The detective who led a murder probe into a millionaire property developer’s killing of his pregnant wife said he feared her body may never be found as her husband was jailed for life this week.

Ham & High: Lihua Cao, whose body has never been found.Lihua Cao, whose body has never been found. (Image: Archant)

Robert Ekaireb, 39, was handed a life sentence at the Old Bailey on Tuesday for murdering his Chinese bride Lihua Cao, 27, in their luxury Hampstead apartment in October 2006, just three months into their volatile marriage.

During a painstaking seven-year investigation, police found no activity on Ms Cao’s bank card or mobile, no contact with her family and no trace of her having flown out of the country following her disappearance.

Ekaireb, of Corrigan Close, Hendon, was eventually arrested on June 7, 2012 and charged the following day.

Det Sgt Martin Sloan, who led the murder probe, said: “There’s no closure for the family.
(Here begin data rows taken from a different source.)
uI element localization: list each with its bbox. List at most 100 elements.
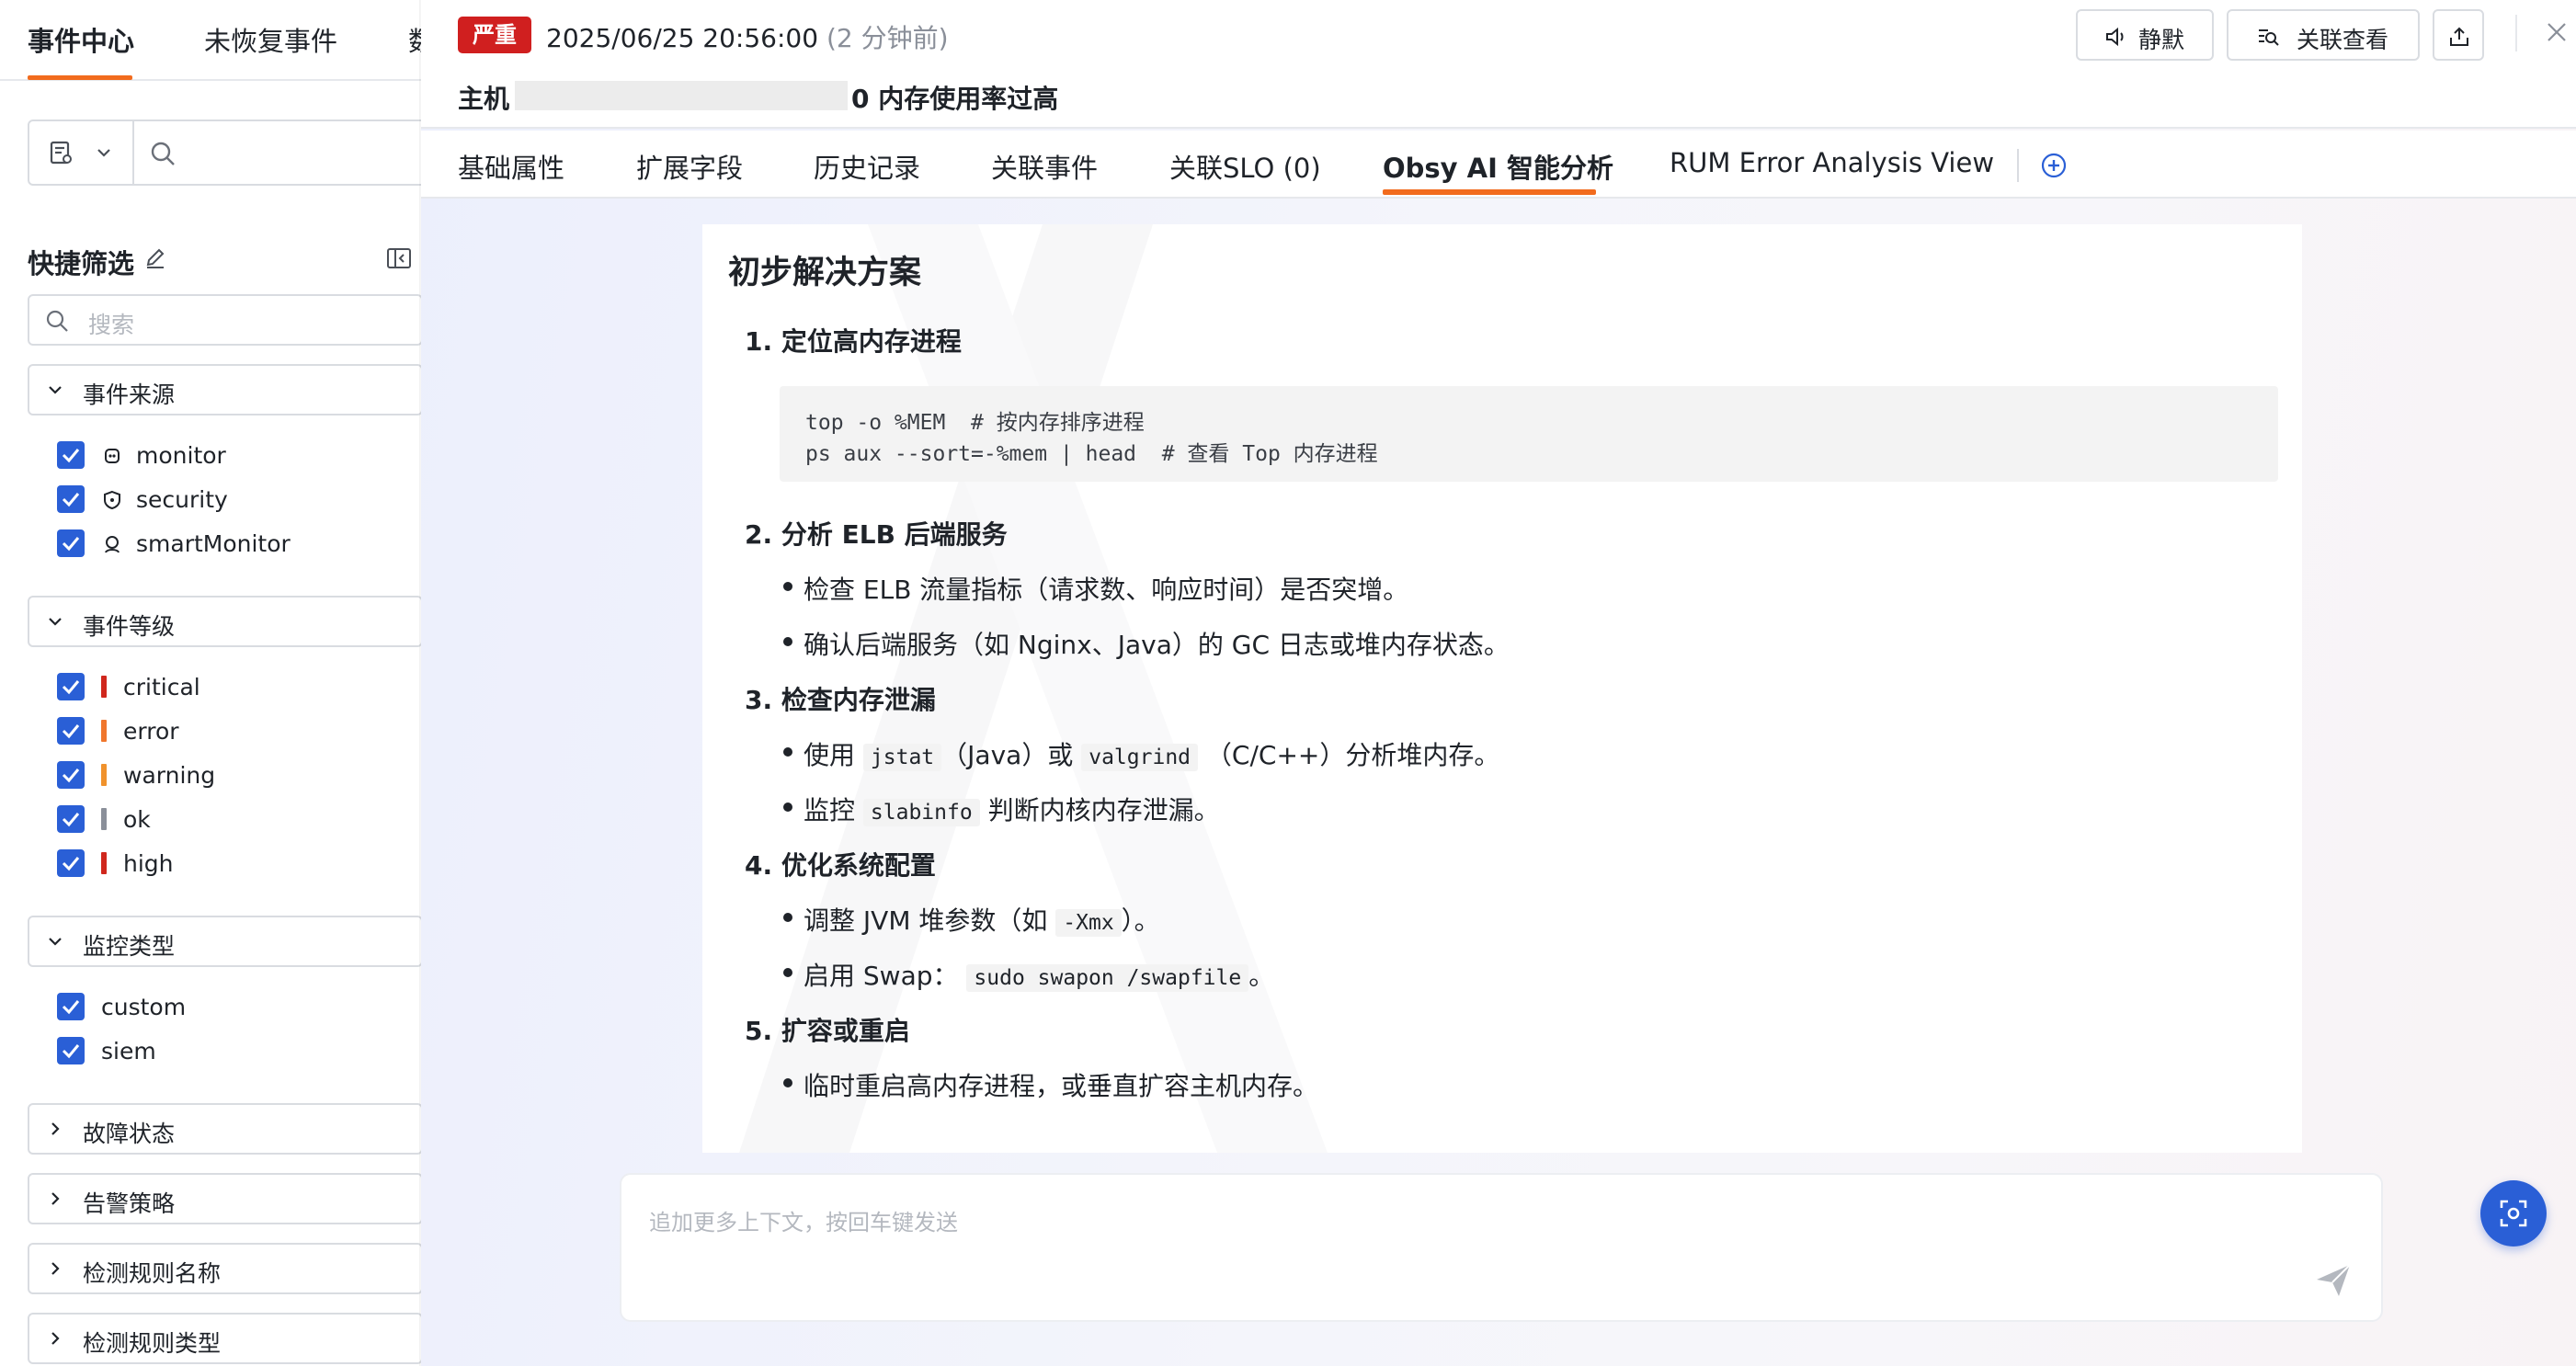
tab-related-events[interactable]: 关联事件	[991, 147, 1098, 186]
option-label: security	[136, 486, 228, 513]
bullet-text: （C/C++）分析堆内存。	[1205, 740, 1500, 770]
bullet-text: （Java）或	[941, 740, 1074, 770]
bullet-text: 使用	[804, 740, 856, 770]
bullet-dot	[783, 637, 792, 646]
drawer-header: 严重 2025/06/25 20:56:00 (2 分钟前) 静默 关联查看 主…	[421, 0, 2576, 129]
checkbox-checked[interactable]	[57, 529, 85, 557]
tab-basic-attributes[interactable]: 基础属性	[458, 147, 564, 186]
search-scope-select[interactable]	[29, 121, 134, 184]
filter-group-event-source[interactable]: 事件来源	[28, 364, 423, 415]
detail-tabs: 基础属性 扩展字段 历史记录 关联事件 关联SLO (0) Obsy AI 智能…	[421, 131, 2576, 199]
list-item: 启用 Swap： sudo swapon /swapfile。	[783, 956, 1275, 993]
tab-extended-fields[interactable]: 扩展字段	[636, 147, 743, 186]
redacted-hostname	[515, 81, 848, 110]
list-item: 临时重启高内存进程，或垂直扩容主机内存。	[783, 1066, 1319, 1103]
event-title-suffix: 0 内存使用率过高	[851, 84, 1059, 114]
tab-event-center[interactable]: 事件中心	[28, 20, 134, 59]
checkbox-checked[interactable]	[57, 993, 85, 1020]
level-color-bar	[101, 720, 107, 742]
search-icon	[46, 310, 68, 332]
filter-search-input[interactable]: 搜索	[28, 294, 423, 346]
list-item: 使用 jstat （Java）或 valgrind （C/C++）分析堆内存。	[783, 735, 1500, 772]
tab-related-slo[interactable]: 关联SLO (0)	[1169, 147, 1321, 186]
checkbox-checked[interactable]	[57, 1037, 85, 1064]
group-label: 监控类型	[83, 933, 176, 960]
list-item: 检查 ELB 流量指标（请求数、响应时间）是否突增。	[783, 570, 1408, 607]
share-button[interactable]	[2433, 9, 2484, 61]
group-label: 事件等级	[83, 613, 176, 640]
send-icon[interactable]	[2313, 1259, 2354, 1300]
chevron-right-icon	[51, 1262, 60, 1275]
checkbox-checked[interactable]	[57, 485, 85, 513]
search-icon[interactable]	[149, 140, 177, 167]
bullet-text: 判断内核内存泄漏。	[987, 795, 1220, 825]
filter-group-event-level[interactable]: 事件等级	[28, 596, 423, 647]
add-tab-icon[interactable]	[2039, 151, 2069, 180]
screenshot-scan-icon	[2500, 1200, 2527, 1227]
group-label: 事件来源	[83, 381, 176, 408]
list-item: 监控 slabinfo 判断内核内存泄漏。	[783, 791, 1220, 827]
level-color-bar	[101, 676, 107, 698]
header-divider	[2515, 15, 2517, 51]
option-label: siem	[101, 1038, 156, 1064]
group-label: 告警策略	[83, 1190, 176, 1217]
list-doc-icon	[50, 141, 72, 165]
filter-group-rule-name[interactable]: 检测规则名称	[28, 1243, 423, 1294]
event-timestamp: 2025/06/25 20:56:00 (2 分钟前)	[546, 18, 949, 55]
option-label: custom	[101, 994, 187, 1020]
step-5-title: 5. 扩容或重启	[745, 1016, 910, 1046]
filter-group-fault-status[interactable]: 故障状态	[28, 1103, 423, 1155]
chevron-down-icon	[97, 149, 110, 157]
bullet-text: 调整 JVM 堆参数（如	[804, 905, 1048, 936]
ai-chat-input[interactable]: 追加更多上下文，按回车键发送	[620, 1173, 2383, 1322]
smart-monitor-icon	[105, 536, 120, 553]
option-label: critical	[123, 674, 200, 700]
screenshot-scan-button[interactable]	[2480, 1180, 2547, 1246]
checkbox-checked[interactable]	[57, 761, 85, 789]
level-color-bar	[101, 764, 107, 786]
chevron-down-icon	[49, 618, 62, 626]
checkbox-checked[interactable]	[57, 805, 85, 833]
step-3-title: 3. 检查内存泄漏	[745, 685, 936, 715]
filter-group-rule-type[interactable]: 检测规则类型	[28, 1313, 423, 1364]
related-view-button[interactable]: 关联查看	[2227, 9, 2420, 61]
option-label: error	[123, 718, 179, 745]
tab-obsy-ai-analysis[interactable]: Obsy AI 智能分析	[1383, 147, 1613, 186]
collapse-panel-icon[interactable]	[386, 246, 412, 270]
option-label: high	[123, 850, 174, 877]
checkbox-checked[interactable]	[57, 673, 85, 700]
monitor-robot-icon	[105, 449, 120, 463]
inline-code: -Xmx	[1055, 909, 1122, 937]
shield-icon	[104, 490, 120, 510]
checkbox-checked[interactable]	[57, 717, 85, 745]
bullet-text: 启用 Swap：	[804, 961, 959, 991]
option-label: monitor	[136, 442, 226, 469]
bullet-text: 确认后端服务（如 Nginx、Java）的 GC 日志或堆内存状态。	[804, 630, 1510, 660]
checkbox-checked[interactable]	[57, 849, 85, 877]
tab-unrecovered-events[interactable]: 未恢复事件	[204, 20, 337, 59]
left-tabs: 事件中心 未恢复事件 数	[0, 0, 423, 81]
filter-group-monitor-type[interactable]: 监控类型	[28, 916, 423, 967]
bullet-dot	[783, 1078, 792, 1087]
step-4-title: 4. 优化系统配置	[745, 850, 936, 881]
bullet-text: 。	[1248, 961, 1275, 991]
tab-rum-error-analysis[interactable]: RUM Error Analysis View	[1670, 147, 1994, 178]
bullet-text: 监控	[804, 795, 856, 825]
chevron-down-icon	[49, 386, 62, 394]
filter-group-alert-policy[interactable]: 告警策略	[28, 1173, 423, 1224]
code-line: ps aux --sort=-%mem | head # 查看 Top 内存进程	[805, 442, 1378, 466]
list-item: 调整 JVM 堆参数（如 -Xmx）。	[783, 901, 1160, 938]
close-icon[interactable]	[2545, 20, 2569, 44]
checkbox-checked[interactable]	[57, 441, 85, 469]
group-label: 故障状态	[83, 1121, 176, 1147]
mute-label: 静默	[2138, 27, 2185, 53]
mute-button[interactable]: 静默	[2076, 9, 2214, 61]
inline-code: sudo swapon /swapfile	[966, 964, 1249, 992]
quick-filter-title: 快捷筛选	[28, 248, 135, 279]
level-color-bar	[101, 852, 107, 874]
bullet-text: 临时重启高内存进程，或垂直扩容主机内存。	[804, 1071, 1319, 1101]
bullet-dot	[783, 582, 792, 591]
tab-history[interactable]: 历史记录	[814, 147, 920, 186]
edit-icon[interactable]	[143, 246, 167, 270]
step-2-title: 2. 分析 ELB 后端服务	[745, 519, 1008, 550]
They are searching and they’re looking for answers that might never come.

“There’s only one person who knows the answer to all of this and that’s Robert Ekaireb.

“My feeling is, because of what I know about him as a man, that he’ll never tell us because he’ll never admit his guilt.
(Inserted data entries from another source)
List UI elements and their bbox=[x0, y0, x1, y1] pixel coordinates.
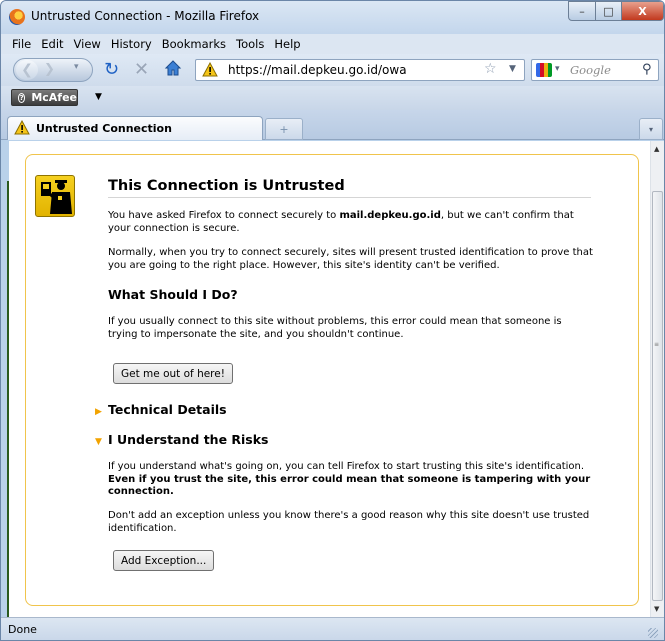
menu-file[interactable]: File bbox=[7, 37, 36, 51]
exception-paragraph: Don't add an exception unless you know t… bbox=[108, 510, 590, 534]
search-bar[interactable]: ▾ Google ⚲ bbox=[531, 59, 659, 81]
mcafee-button[interactable]: ? McAfee bbox=[11, 89, 78, 106]
back-icon[interactable]: ❮ bbox=[16, 60, 38, 80]
browser-window: Untrusted Connection - Mozilla Firefox –… bbox=[0, 0, 665, 641]
risks-warning: Even if you trust the site, this error c… bbox=[108, 473, 591, 498]
site-domain: mail.depkeu.go.id bbox=[339, 210, 441, 221]
officer-id-icon bbox=[35, 175, 75, 217]
url-bar[interactable]: https://mail.depkeu.go.id/owa ☆ ▼ bbox=[195, 59, 525, 81]
menu-tools[interactable]: Tools bbox=[231, 37, 269, 51]
scroll-thumb[interactable] bbox=[652, 191, 663, 601]
page-title: This Connection is Untrusted bbox=[108, 178, 345, 194]
vertical-scrollbar[interactable]: ▲ ≡ ▼ bbox=[650, 141, 664, 617]
window-title: Untrusted Connection - Mozilla Firefox bbox=[31, 9, 260, 23]
scroll-down-icon[interactable]: ▼ bbox=[654, 605, 659, 613]
warning-icon bbox=[14, 120, 30, 135]
bookmark-star-icon[interactable]: ☆ bbox=[484, 61, 497, 77]
window-left-edge bbox=[1, 141, 9, 621]
tab-untrusted-connection[interactable]: Untrusted Connection bbox=[7, 116, 263, 140]
history-dropdown-icon[interactable]: ▾ bbox=[74, 62, 79, 72]
menu-bar: File Edit View History Bookmarks Tools H… bbox=[1, 34, 664, 54]
mcafee-label: McAfee bbox=[31, 91, 77, 104]
status-bar: Done bbox=[1, 617, 664, 640]
tab-label: Untrusted Connection bbox=[36, 122, 172, 135]
get-me-out-button[interactable]: Get me out of here! bbox=[113, 363, 233, 384]
what-should-i-do-heading: What Should I Do? bbox=[108, 287, 238, 302]
status-text: Done bbox=[8, 623, 37, 636]
close-button[interactable]: X bbox=[621, 1, 664, 21]
tab-strip: Untrusted Connection + ▾ bbox=[1, 110, 664, 140]
collapsed-arrow-icon: ▶ bbox=[95, 407, 102, 417]
menu-edit[interactable]: Edit bbox=[36, 37, 68, 51]
back-forward-group: ❮ ❯ ▾ bbox=[13, 58, 93, 82]
reload-icon[interactable]: ↻ bbox=[104, 59, 119, 80]
maximize-button[interactable]: □ bbox=[595, 1, 622, 21]
mcafee-toolbar: ? McAfee ▼ bbox=[1, 86, 664, 110]
intro-text-start: You have asked Firefox to connect secure… bbox=[108, 210, 340, 221]
navigation-toolbar: ❮ ❯ ▾ ↻ ✕ https://mail.depkeu.go.id/owa … bbox=[1, 54, 664, 86]
intro-paragraph: You have asked Firefox to connect secure… bbox=[108, 210, 593, 235]
tab-list-button[interactable]: ▾ bbox=[639, 118, 663, 140]
menu-history[interactable]: History bbox=[106, 37, 157, 51]
stop-icon[interactable]: ✕ bbox=[134, 59, 149, 80]
firefox-logo-icon bbox=[9, 9, 25, 25]
search-icon[interactable]: ⚲ bbox=[642, 62, 652, 77]
technical-details-label: Technical Details bbox=[108, 402, 227, 417]
advice-paragraph: If you usually connect to this site with… bbox=[108, 316, 562, 340]
resize-grip-icon[interactable] bbox=[648, 628, 658, 638]
technical-details-expander[interactable]: ▶ Technical Details bbox=[95, 402, 227, 417]
scroll-grip-icon: ≡ bbox=[654, 341, 660, 348]
understand-risks-expander[interactable]: ▼ I Understand the Risks bbox=[95, 432, 269, 447]
scroll-up-icon[interactable]: ▲ bbox=[654, 145, 659, 153]
minimize-button[interactable]: – bbox=[568, 1, 596, 21]
title-bar: Untrusted Connection - Mozilla Firefox –… bbox=[1, 1, 664, 34]
new-tab-button[interactable]: + bbox=[265, 118, 303, 140]
page-content: This Connection is Untrusted You have as… bbox=[9, 141, 650, 617]
menu-help[interactable]: Help bbox=[269, 37, 305, 51]
explanation-paragraph: Normally, when you try to connect secure… bbox=[108, 247, 593, 271]
mcafee-shield-icon: ? bbox=[18, 92, 26, 103]
understand-risks-label: I Understand the Risks bbox=[108, 432, 269, 447]
home-icon[interactable] bbox=[164, 59, 182, 81]
url-text[interactable]: https://mail.depkeu.go.id/owa bbox=[228, 63, 407, 77]
forward-icon[interactable]: ❯ bbox=[44, 62, 55, 77]
risks-text: If you understand what's going on, you c… bbox=[108, 461, 585, 472]
search-engine-dropdown-icon[interactable]: ▾ bbox=[555, 64, 560, 74]
menu-bookmarks[interactable]: Bookmarks bbox=[157, 37, 231, 51]
menu-view[interactable]: View bbox=[69, 37, 106, 51]
expanded-arrow-icon: ▼ bbox=[95, 437, 102, 447]
warning-icon[interactable] bbox=[202, 62, 218, 78]
mcafee-dropdown-icon[interactable]: ▼ bbox=[95, 92, 102, 102]
add-exception-button[interactable]: Add Exception... bbox=[113, 550, 215, 571]
title-divider bbox=[108, 197, 591, 198]
risks-paragraph: If you understand what's going on, you c… bbox=[108, 461, 593, 499]
search-input[interactable]: Google bbox=[570, 63, 611, 77]
url-dropdown-icon[interactable]: ▼ bbox=[509, 64, 516, 74]
google-icon[interactable] bbox=[536, 63, 552, 77]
“But that doesn’t stop us asking and stop us looking and we will at some point in the future go and visit him [in prison] and give him that chance.”

Ekaireb, who denied murder, was convicted last month after a two-month trial at the Old Bailey.

The court heard how he murdered Ms Cao after months of jealousy and paranoia about her past as a lapdancer before having their flat in Pavilion Court on the gated Mount Vernon estate, in Frognal Rise, Hampstead, redecorated and recarpeted the next day.

Ms Cao, who left China in 2002, was 19 weeks pregnant when she disappeared and was finally reported missing by her brother in February 2007.

She had been working as a lapdancer in Dublin, Ireland, when she met Ekaireb in June 2006, marrying him weeks later and moving into his Pavilion Court flat.

The trial heard that he had admitted to his psychologist a month before Ms Cao vanished that he had thought about stabbing her to death and felt unsafe with his own anger.

Police believe Ekaireb murdered Ms Cao on October 23, 2006, following an argument at their flat about Ekaireb’s suspicion that his wife was still working as a lapdancer behind his back.

It is thought he lost control and lashed out, killing Ms Cao - probably with a knife - before rolling up her body in a bedroom carpet and loading it into his car boot to dispose of.

Around the estimated time of the killing, a witness reported hearing a woman’s scream while a security guard at the Mount Vernon estate later saw a carpet being carried out of the couple’s flat.

Officers believe Ekaireb, father to a two-year-old daughter with his current partner, who is expecting another child, used his links to an organised criminal network to dispose of Ms Cao’s body.

Judge Nicholas Cooke QC ordered Ekaireb, owner of more than 50 properties worth £65million, to serve at least 22 years before he could be considered for release.

He cited Ekaireb’s refusal to reveal the whereabouts of Ms Cao’s body as an aggravating factor.

Sentencing the property developer, the judge said: “This was the murder of a pregnant wife, a woman pregnant with a viable foetus when you killed her: in that sense you ended two lives.

“The evidence exposed you as a callous, manipulative and selfish hypocrite.”

Judge Cooke will decide in coming weeks if he is to order Ekaireb to pay compensation to the victim’s family in China, who were receiving regular payments from Ms Cao before her death.